Figure 1.

Unique chromatin structure at telomeres. (A) Schematic of fission yeast telomere components. S. pombe shelterin, comprising Taz1, Rap1, Poz1, Tpz1, Ccq1 and Pot1, is highly similar to mammalian shelterin. (B) Schematic of subtelomeric (STE1 and STE2) and telomeric (Telo) regions, with distance from chromosome end indicated above. Probes used are depicted as lines below each region (not to scale). Below the schematic is a ball-and-stick diagram of the dimensions of the telosome mapped in this study. Circles indicate canonical nucleosomes; ovals depict the telosome. (C) Gel and Southern blot analysis of subtelomeric and telomeric regions following treatment of intact chromatin with increasing concentrations of MNase (‘chromatin’). Naked DNA was also treated with MNase to control for sequence specificity. Duplicate samples were electrophoresed on the same gel and EtBr stained. The EtBr images in the left and 4th panel show the pattern of bulk genomic chromatin, attesting to the intactness of the chromatin preparation.
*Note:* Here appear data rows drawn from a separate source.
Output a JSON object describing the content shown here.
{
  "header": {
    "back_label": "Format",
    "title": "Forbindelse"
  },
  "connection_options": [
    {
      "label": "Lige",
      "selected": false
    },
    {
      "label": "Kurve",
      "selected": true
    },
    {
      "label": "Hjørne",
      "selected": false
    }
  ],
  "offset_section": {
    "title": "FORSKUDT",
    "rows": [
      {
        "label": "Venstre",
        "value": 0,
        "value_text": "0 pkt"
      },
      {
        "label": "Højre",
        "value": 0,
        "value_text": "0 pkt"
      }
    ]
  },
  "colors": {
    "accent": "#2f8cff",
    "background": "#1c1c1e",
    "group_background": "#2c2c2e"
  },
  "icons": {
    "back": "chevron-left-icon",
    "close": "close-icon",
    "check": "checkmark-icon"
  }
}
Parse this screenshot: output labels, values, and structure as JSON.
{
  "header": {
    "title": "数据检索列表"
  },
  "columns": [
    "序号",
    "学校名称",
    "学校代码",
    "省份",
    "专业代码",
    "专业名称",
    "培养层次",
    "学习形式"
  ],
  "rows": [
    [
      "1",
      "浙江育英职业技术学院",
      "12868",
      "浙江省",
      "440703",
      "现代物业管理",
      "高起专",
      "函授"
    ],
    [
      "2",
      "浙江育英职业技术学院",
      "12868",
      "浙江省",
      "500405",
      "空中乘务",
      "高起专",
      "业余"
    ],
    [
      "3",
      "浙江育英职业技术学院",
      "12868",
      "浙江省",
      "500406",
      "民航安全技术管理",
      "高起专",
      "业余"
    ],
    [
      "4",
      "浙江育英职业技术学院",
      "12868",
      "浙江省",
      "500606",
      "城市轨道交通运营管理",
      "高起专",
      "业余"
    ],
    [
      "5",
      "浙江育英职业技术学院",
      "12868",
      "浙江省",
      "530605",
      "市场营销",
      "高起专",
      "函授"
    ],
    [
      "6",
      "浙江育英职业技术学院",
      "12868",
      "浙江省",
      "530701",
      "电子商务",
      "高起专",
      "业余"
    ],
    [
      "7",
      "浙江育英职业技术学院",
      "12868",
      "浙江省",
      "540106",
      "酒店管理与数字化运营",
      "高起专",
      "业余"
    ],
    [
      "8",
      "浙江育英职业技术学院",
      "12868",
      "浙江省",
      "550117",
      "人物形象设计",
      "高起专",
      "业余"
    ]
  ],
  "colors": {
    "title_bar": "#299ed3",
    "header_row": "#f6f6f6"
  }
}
Each gel was subjected to Southern blot analysis using the probes indicated below each panel. The STE2 probe was applied after stripping the Telo blot. The ball-and-stick schematics to the right of each blot depict the chromatin structure, to scale with the blots; circles and ovals as in (B) with probe positions indicated by lines whose colors correspond to the designations in (B). Note that the ball-and-stick diagrams reflect the different probe positions for each blot; for instance, the STE1 probe hybridizes to more centromere-proximal genomic regions that start to contain canonical nucleosomes, hence the appearance of mononucleosome bands on the STE1-probed blot.